Element What it Means Number (Our Example, Populate this with Your Numbers)
 Daily visitors (average) The number of daily visitors you expect your site to have.  Calculate an average across the month.  Do not over-complicate it and work it out day-by-day.  200
 Daily page views (average)  Again, calculate an average projection across the month.  650
 Average page size  What is the average size of your pages, all things included, in KB.  60
 Daily file downloads (average)  How many times will content be downloaded from your site on a regular basis regarding additional data independent of your web pages?  10
 Average downloaded file size  How big is the common file you can download from your site?  Err on the side of caution and always go bigger if in doubt.  Measure this in KB, too.  850
 Tolerance number  This is your ‘room for error.’  If ‘1’ is your estimate, make this number 1.33, or 1.5, depending on how confident you are in your projections.  If you believe your site may grow quickly, aim for a higher number.  2


In case you are wondering, the “31” in the formula refers to the maximum number of days in a month.  Most hosting companies calculate bandwidth allowance on a monthly basis, so we take the numbers and multiply them by 31.
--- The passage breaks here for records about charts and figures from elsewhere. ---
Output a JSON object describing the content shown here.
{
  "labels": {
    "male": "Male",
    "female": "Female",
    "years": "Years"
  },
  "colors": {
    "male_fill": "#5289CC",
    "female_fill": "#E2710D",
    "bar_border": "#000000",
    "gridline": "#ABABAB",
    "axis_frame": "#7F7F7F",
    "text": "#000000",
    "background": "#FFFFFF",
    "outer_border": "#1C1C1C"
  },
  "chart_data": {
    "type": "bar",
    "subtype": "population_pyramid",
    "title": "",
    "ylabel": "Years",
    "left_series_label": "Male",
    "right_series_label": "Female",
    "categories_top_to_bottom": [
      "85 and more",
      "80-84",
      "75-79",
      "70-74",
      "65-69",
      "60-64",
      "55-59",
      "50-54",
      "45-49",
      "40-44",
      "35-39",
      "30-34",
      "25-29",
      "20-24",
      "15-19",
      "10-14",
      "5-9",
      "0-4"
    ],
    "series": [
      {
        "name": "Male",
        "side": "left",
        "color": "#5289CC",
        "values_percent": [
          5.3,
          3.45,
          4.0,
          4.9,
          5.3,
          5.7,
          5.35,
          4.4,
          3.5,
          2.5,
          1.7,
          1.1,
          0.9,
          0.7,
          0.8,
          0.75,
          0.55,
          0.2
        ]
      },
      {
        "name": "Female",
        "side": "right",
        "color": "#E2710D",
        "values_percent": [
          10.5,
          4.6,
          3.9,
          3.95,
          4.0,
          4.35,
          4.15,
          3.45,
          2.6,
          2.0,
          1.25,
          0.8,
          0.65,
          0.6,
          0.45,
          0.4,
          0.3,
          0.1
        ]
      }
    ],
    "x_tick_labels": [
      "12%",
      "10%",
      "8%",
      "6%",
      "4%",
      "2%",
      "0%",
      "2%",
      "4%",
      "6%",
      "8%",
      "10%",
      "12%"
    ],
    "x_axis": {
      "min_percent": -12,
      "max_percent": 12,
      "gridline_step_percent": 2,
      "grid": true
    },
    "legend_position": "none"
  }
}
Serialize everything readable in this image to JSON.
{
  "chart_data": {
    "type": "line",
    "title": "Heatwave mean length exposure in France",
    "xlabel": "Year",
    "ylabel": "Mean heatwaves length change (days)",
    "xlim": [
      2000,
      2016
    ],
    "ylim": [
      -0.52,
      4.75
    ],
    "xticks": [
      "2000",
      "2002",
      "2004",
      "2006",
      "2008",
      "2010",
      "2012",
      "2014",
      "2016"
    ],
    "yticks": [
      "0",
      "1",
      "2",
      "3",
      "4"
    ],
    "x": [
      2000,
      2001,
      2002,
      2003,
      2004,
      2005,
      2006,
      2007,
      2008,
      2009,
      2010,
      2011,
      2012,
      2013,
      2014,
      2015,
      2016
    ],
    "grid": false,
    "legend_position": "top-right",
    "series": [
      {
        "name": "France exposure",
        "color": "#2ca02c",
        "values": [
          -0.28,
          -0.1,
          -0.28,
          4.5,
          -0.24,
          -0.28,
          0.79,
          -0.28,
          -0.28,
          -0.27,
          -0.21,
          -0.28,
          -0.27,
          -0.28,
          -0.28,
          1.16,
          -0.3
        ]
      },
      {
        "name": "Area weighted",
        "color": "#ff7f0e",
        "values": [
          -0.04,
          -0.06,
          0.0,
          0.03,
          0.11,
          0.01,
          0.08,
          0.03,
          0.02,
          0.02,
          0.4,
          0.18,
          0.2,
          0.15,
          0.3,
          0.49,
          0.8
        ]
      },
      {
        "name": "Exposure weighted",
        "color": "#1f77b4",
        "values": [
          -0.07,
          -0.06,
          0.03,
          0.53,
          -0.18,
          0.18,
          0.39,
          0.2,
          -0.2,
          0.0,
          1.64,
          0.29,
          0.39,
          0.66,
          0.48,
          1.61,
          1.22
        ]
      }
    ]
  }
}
DO NOT MISCALCULATE: Double check every number your input. If your calculation is too small, you may find yourself with only a fraction of the bandwidth you require. If it is too high, you may end up paying unnecessarily for the bandwidth you do not need. Remember, too, that most hosting companies will offer bandwidth based on GB per month, so be sure to convert the number from KB to GB.

The Solution

This is what our hypothetic website would need:


(Daily visitors [200] x Daily page views [650] x Average page size [60]) + (Daily file downloads [10] x Average downloaded file [850]) x 31 x 2

Simplified, this gives us:

7,800,000 + 8500 x 31 x 2

The answer is a rather huge-looking 484,127,800KB, which converts to about 462GB, the exact bandwidth requirement for that website.

Choosing Your Solution

Bear in mind that a number such as the one above represents the bandwidth requirements for a reasonably sized site turning over a good sum of money [generating a good amount of revenue?]. A small business might only require up to 5GB, if that when the website is first launched. It is also unlikely that when you first get started, you will have much content to download. However, this is still a great equation to keep in mind when projecting costs as your business — and traffic levels — grow.

Unlimited Bandwidth versus Unmetered Bandwidth

Now, let’s clear up that point we mentioned earlier: Offers of unlimited bandwidth. Many web-hosting companies will offer unlimited bandwidth as part of their hosting package, a very attractive offer at face value.  Unmetered bandwidth, on the other hand, is a much more transparent offer. The web hosting company is telling you they do not measure your bandwidth usage; you simply pay the agreed rate and use what you need.